Portable tent-type camera obscuras with an arrangement of convex lenses and mirrors were well known by the seventeenth century. The lens would have made the image brighter by allowing more light in.
And by the eighteenth century, box-type camera obscuras were being manufactured on a mass scale as well!
Certainly there is evidence to show that the camera obscura and its images were not only known but widely appreciated in seventeenth-century Vienna.
In an Introduction to the Great Art of Painting, Dutch painter Samuel van Hoogstraten—distantly connected to that master of illusion, Johannes Vermeer, through a slightly older contemporary of the Delft artist, Carel Fabritius—writes about the many cameras he’s seen on his travels:
“In Vienna, I saw countless people walking and turning about on a piece of paper in a small room; and in London I saw hundreds of little barges with passengers and the whole river, landscape and sky on a wall, and everything that was capable of motion was moving.”
Maria Theresa’s Habsburg forebears, the Emperors Rudolph and Ferdinand III were fascinated by optics. Rudoph II surrounded himself with men such as Tycho Brahe and Johannes Kepler.
In a letter to Francis Bacon, the English diplomat Henry Wotton describes a tent-like camera shown to him by Kepler. The device, Wotton, comments would be extremely useful for the making of maps and the accurate rendering of topographic features.
Kepler may in fact have been using his tent camera for just such a purpose in Linz, Austria. The device was portable and by rotating the mirror affixed to the top, one could easily capture a 360 degree view of the area being surveyed.
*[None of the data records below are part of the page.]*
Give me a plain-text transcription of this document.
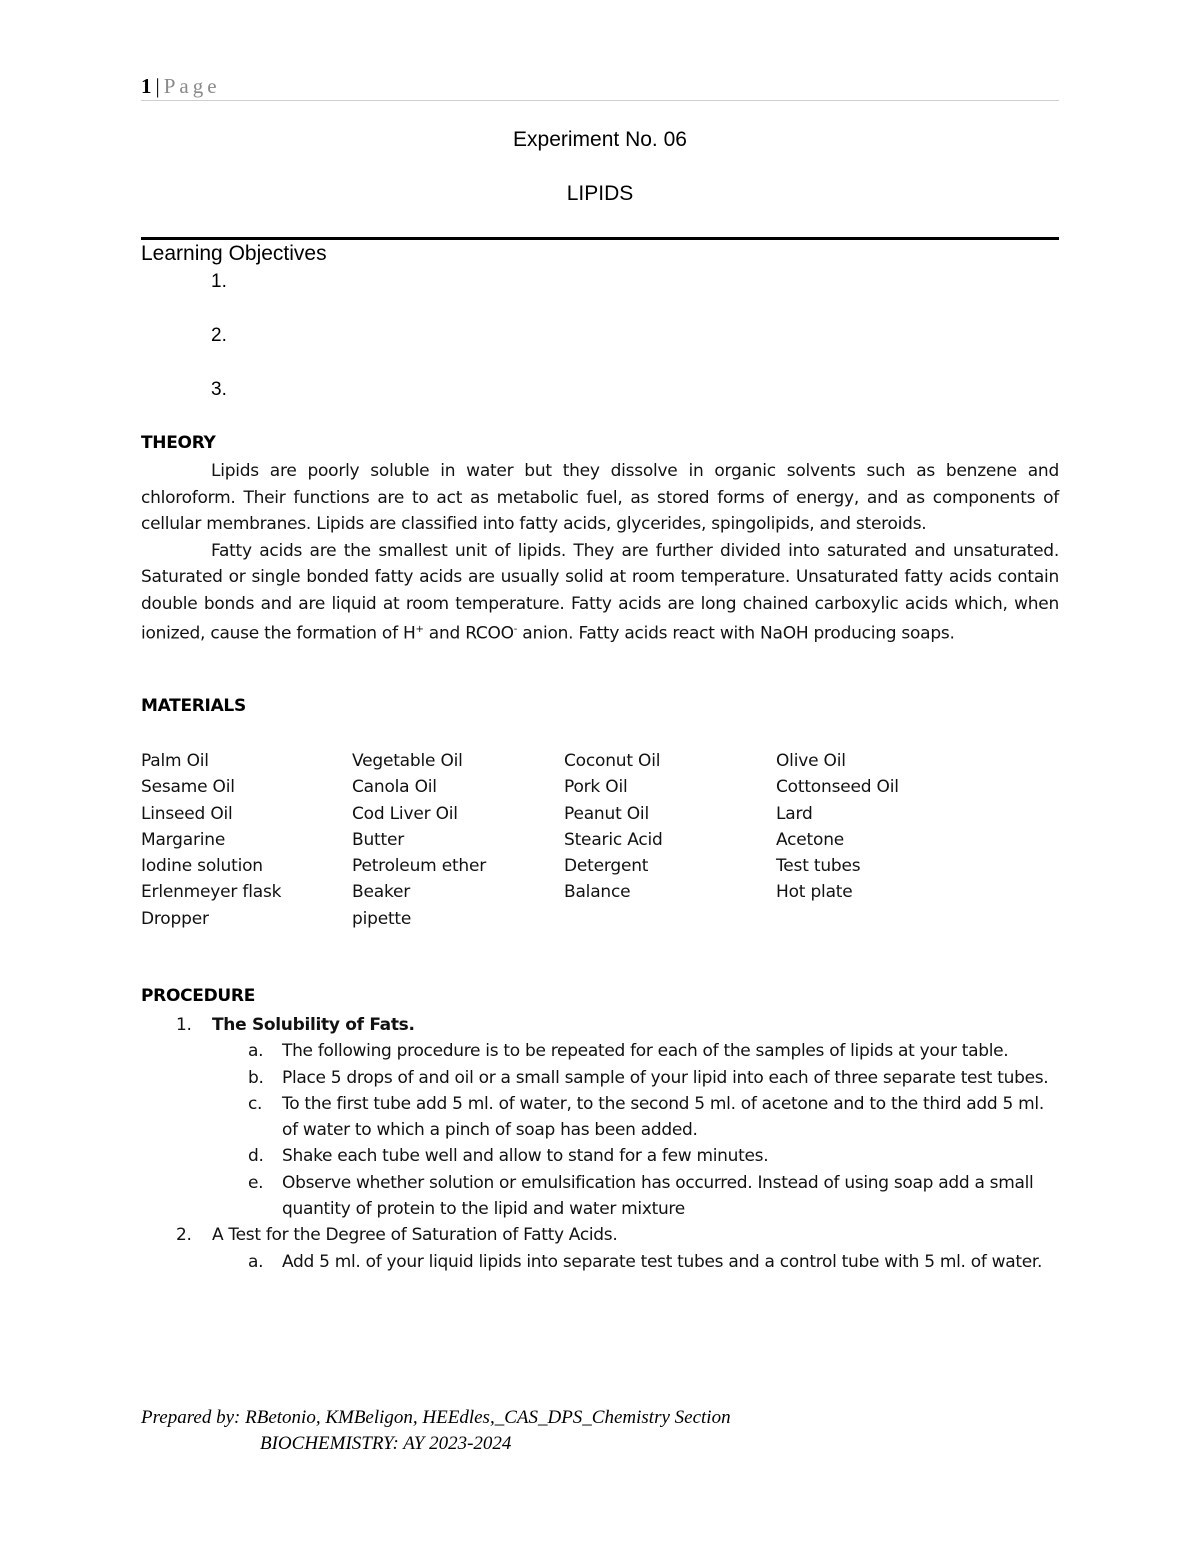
1 | Page
Experiment No. 06
LIPIDS
Learning Objectives
1.
2.
3.
THEORY

Lipids are poorly soluble in water but they dissolve in organic solvents such as benzene and chloroform. Their functions are to act as metabolic fuel, as stored forms of energy, and as components of cellular membranes. Lipids are classified into fatty acids, glycerides, spingolipids, and steroids.

Fatty acids are the smallest unit of lipids. They are further divided into saturated and unsaturated. Saturated or single bonded fatty acids are usually solid at room temperature. Unsaturated fatty acids contain double bonds and are liquid at room temperature. Fatty acids are long chained carboxylic acids which, when ionized, cause the formation of H+ and RCOO- anion. Fatty acids react with NaOH producing soaps.

MATERIALS
Palm Oil	Vegetable Oil	Coconut Oil	Olive Oil
Sesame Oil	Canola Oil	Pork Oil	Cottonseed Oil
Linseed Oil	Cod Liver Oil	Peanut Oil	Lard
Margarine	Butter	Stearic Acid	Acetone
Iodine solution	Petroleum ether	Detergent	Test tubes
Erlenmeyer flask	Beaker	Balance	Hot plate
Dropper	pipette
PROCEDURE
1. The Solubility of Fats.
a. The following procedure is to be repeated for each of the samples of lipids at your table.
b. Place 5 drops of and oil or a small sample of your lipid into each of three separate test tubes.
c. To the first tube add 5 ml. of water, to the second 5 ml. of acetone and to the third add 5 ml. of water to which a pinch of soap has been added.
d. Shake each tube well and allow to stand for a few minutes.
e. Observe whether solution or emulsification has occurred. Instead of using soap add a small quantity of protein to the lipid and water mixture
2. A Test for the Degree of Saturation of Fatty Acids.
a. Add 5 ml. of your liquid lipids into separate test tubes and a control tube with 5 ml. of water.
Prepared by: RBetonio, KMBeligon, HEEdles,_CAS_DPS_Chemistry Section
BIOCHEMISTRY: AY 2023-2024
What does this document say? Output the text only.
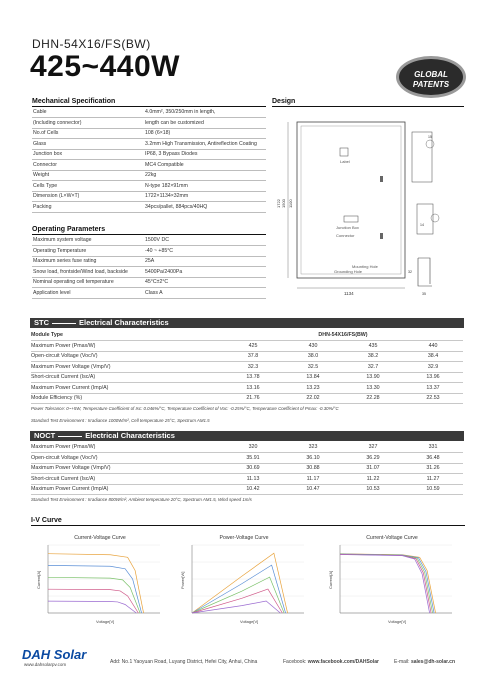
DHN-54X16/FS(BW)
425~440W	GLOBAL
PATENTS
Mechanical Specification
Cable	4.0mm², 350/250mm in length,
(Including connector)	length can be customized
No.of Cells	108 (6×18)
Glass	3.2mm High Transmission, Antireflection Coating
Junction box	IP68, 3 Bypass Diodes
Connector	MC4 Compatible
Weight	22kg
Cells Type	N-type 182×91mm
Dimension (L×W×T)	1722×1134×32mm
Packing	34pcs/pallet, 884pcs/40HQ
Design
Label
Junction Box
Connector
Mounting Hole
Grounding Hole
1134
1722 1500 1100
15
14
32
35
Operating Parameters
Maximum system voltage	1500V DC
Operating Temperature	-40 ~ +85°C
Maximum series fuse rating	25A
Snow load, frontside/Wind load, backside	5400Pa/2400Pa
Nominal operating cell temperature	45°C±2°C
Application level	Class A
STC	Electrical Characteristics
Module Type	DHN-54X16/FS(BW)			
Maximum Power (Pmax/W)	425	430	435	440
Open-circuit Voltage (Voc/V)	37.8	38.0	38.2	38.4
Maximum Power Voltage (Vmp/V)	32.3	32.5	32.7	32.9
Short-circuit Current (Isc/A)	13.78	13.84	13.90	13.96
Maximum Power Current (Imp/A)	13.16	13.23	13.30	13.37
Module Efficiency (%)	21.76	22.02	22.28	22.53
Power Tolerance: 0~+5W, Temperature Coefficient of Isc: 0.046%/°C, Temperature Coefficient of Voc: -0.25%/°C, Temperature Coefficient of Pmax: -0.30%/°C
Standard Test Environment : Irradiance 1000W/m², Cell temperature 25°C, Spectrum AM1.5
NOCT	Electrical Characteristics
Maximum Power (Pmax/W)	320	323	327	331
Open-circuit Voltage (Voc/V)	35.91	36.10	36.29	36.48
Maximum Power Voltage (Vmp/V)	30.69	30.88	31.07	31.26
Short-circuit Current (Isc/A)	11.13	11.17	11.22	11.27
Maximum Power Current (Imp/A)	10.42	10.47	10.53	10.59
Standard Test Environment : Irradiance 800W/m², Ambient temperature 20°C, Spectrum AM1.5, Wind speed 1m/s
I-V Curve
Current-Voltage Curve
Current[A]
Voltage[V]
Power-Voltage Curve
Power[W]
Voltage[V]
Current-Voltage Curve
Current[A]
Voltage[V]
DAH Solar
www.dahsolarpv.com	Add: No.1 Yaoyuan Road, Luyang District, Hefei City, Anhui, China	Facebook: www.facebook.com/DAHSolar	E-mail: sales@dh-solar.cn
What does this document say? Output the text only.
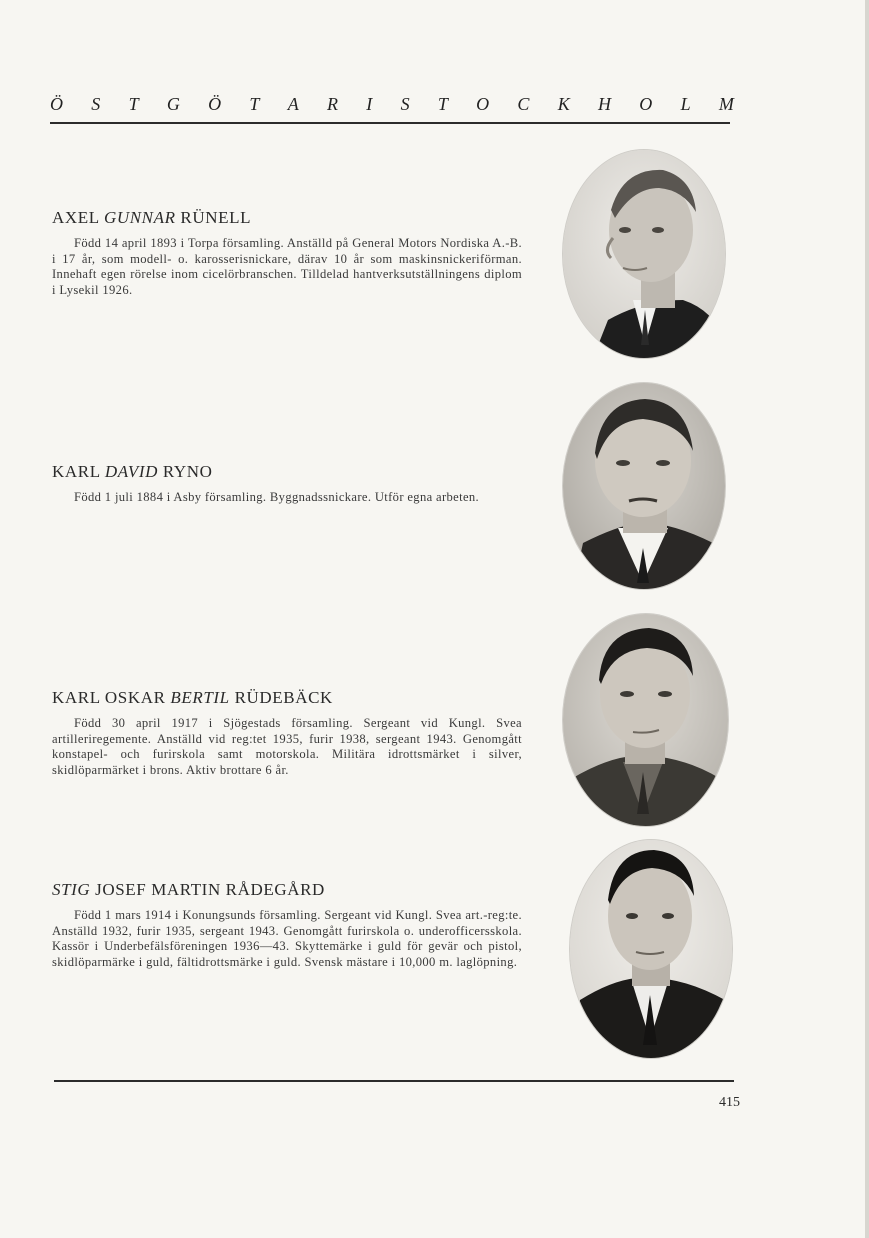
Ö S T G Ö T A R I S T O C K H O L M
AXEL GUNNAR RÜNELL

Född 14 april 1893 i Torpa församling. Anställd på General Motors Nordiska A.-B. i 17 år, som modell- o. karosserisnickare, därav 10 år som maskinsnickeriförman. Innehaft egen rörelse inom cicelörbranschen. Tilldelad hantverksutställningens diplom i Lysekil 1926.

KARL DAVID RYNO

Född 1 juli 1884 i Asby församling. Byggnadssnickare. Utför egna arbeten.

KARL OSKAR BERTIL RÜDEBÄCK

Född 30 april 1917 i Sjögestads församling. Sergeant vid Kungl. Svea artilleriregemente. Anställd vid reg:tet 1935, furir 1938, sergeant 1943. Genomgått konstapel- och furirskola samt motorskola. Militära idrottsmärket i silver, skidlöparmärket i brons. Aktiv brottare 6 år.

STIG JOSEF MARTIN RÅDEGÅRD

Född 1 mars 1914 i Konungsunds församling. Sergeant vid Kungl. Svea art.-reg:te. Anställd 1932, furir 1935, sergeant 1943. Genomgått furirskola o. underofficersskola. Kassör i Underbefälsföreningen 1936—43. Skyttemärke i guld för gevär och pistol, skidlöparmärke i guld, fältidrottsmärke i guld. Svensk mästare i 10,000 m. laglöpning.

415
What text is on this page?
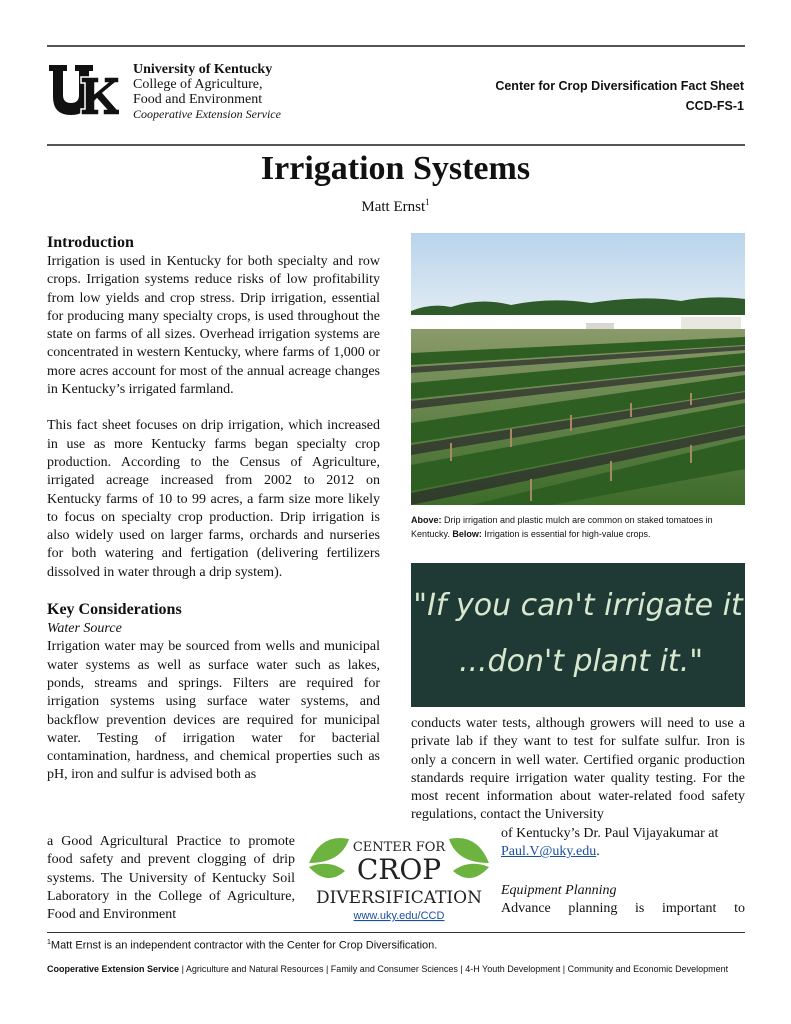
University of Kentucky
College of Agriculture,
Food and Environment
Cooperative Extension Service
Center for Crop Diversification Fact Sheet
CCD-FS-1
Irrigation Systems
Matt Ernst$^1$
Introduction

Irrigation is used in Kentucky for both specialty and row crops. Irrigation systems reduce risks of low profitability from low yields and crop stress. Drip irrigation, essential for producing many specialty crops, is used throughout the state on farms of all sizes. Overhead irrigation systems are concentrated in western Kentucky, where farms of 1,000 or more acres account for most of the annual acreage changes in Kentucky’s irrigated farmland.

This fact sheet focuses on drip irrigation, which increased in use as more Kentucky farms began specialty crop production. According to the Census of Agriculture, irrigated acreage increased from 2002 to 2012 on Kentucky farms of 10 to 99 acres, a farm size more likely to focus on specialty crop production. Drip irrigation is also widely used on larger farms, orchards and nurseries for both watering and fertigation (delivering fertilizers dissolved in water through a drip system).

Key Considerations
Water Source

Irrigation water may be sourced from wells and municipal water systems as well as surface water such as lakes, ponds, streams and springs. Filters are required for irrigation systems using surface water systems, and backflow prevention devices are required for municipal water. Testing of irrigation water for bacterial contamination, hardness, and chemical properties such as pH, iron and sulfur is advised both as

a Good Agricultural Practice to promote food safety and prevent clogging of drip systems. The University of Kentucky Soil Laboratory in the College of Agriculture, Food and Environment

Above: Drip irrigation and plastic mulch are common on staked tomatoes in Kentucky. Below: Irrigation is essential for high-value crops.
"If you can't irrigate it
...don't plant it."

conducts water tests, although growers will need to use a private lab if they want to test for sulfate sulfur. Iron is only a concern in well water. Certified organic production standards require irrigation water quality testing. For the most recent information about water-related food safety regulations, contact the University

of Kentucky’s Dr. Paul Vijayakumar at Paul.V@uky.edu.

Equipment Planning

Advance planning is important to

CENTER FOR
CROP
DIVERSIFICATION
www.uky.edu/CCD
$^1$Matt Ernst is an independent contractor with the Center for Crop Diversification.
Cooperative Extension Service | Agriculture and Natural Resources | Family and Consumer Sciences | 4-H Youth Development | Community and Economic Development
It’s tempting to think that Haydn might have observed astronomers, engineers, and other men of science using a tent-type camera. The box-type seems to have been better suited for home use and for the entertainment of lay people. The image was reflected on the top of the box and was, as a result, quite a bit dimmer than the image a tent-type camera with its interior protected from ambient light could produce.
But perhaps Haydn saw cameras being used closer to home, used by the many artists and scene painters his employer, Prince Nikolaus Esterházy, employed to create sets for the plays and operas produced at court.
The first mention of the use of a camera for the creation of a work of art appears in Leonardo da Vinci’s writings. Da Vinci suggests using a translucent screen to intercept the image before it can reach the wall. The artist can then sit behind the screen and trace the image without his own shadow obscuring it.
Both Carel Fabritius and van Hoogstraten were fascinated by perspective illusion. Many of their works appear to have been meant for curved surfaces where the distortions and elongations visible when the painting was viewed flat would have resolved into a recognizable image.
Van Hoogstraten had the honor of working at the Habsburg Court for Emperor Ferdinand III. The trompe-l’oeil still lifes that so fascinated his patron must have been available for the Emperor’s great-grand-daughter to view as well.
Haydn would have been a young choirboy when the Italian Vedute painter, Bellotto, nephew of the great Canaletto, came to Vienna to paint a stunning view of the imperial summer palace Schonbrunn. Bellotto’s art, like Canaletto’s, has a photographic quality about it. The breadth of view and the details he’s able to capture have to be seen to be believed.
Perhaps the young Sepperl poked his head into Bellotto’s tent, intent on the images captured on the screen within. Did he try to trace them? Or was he too busy clambering up the scaffolding the construction workers had set up to be impressed by the magic of a camera obscura?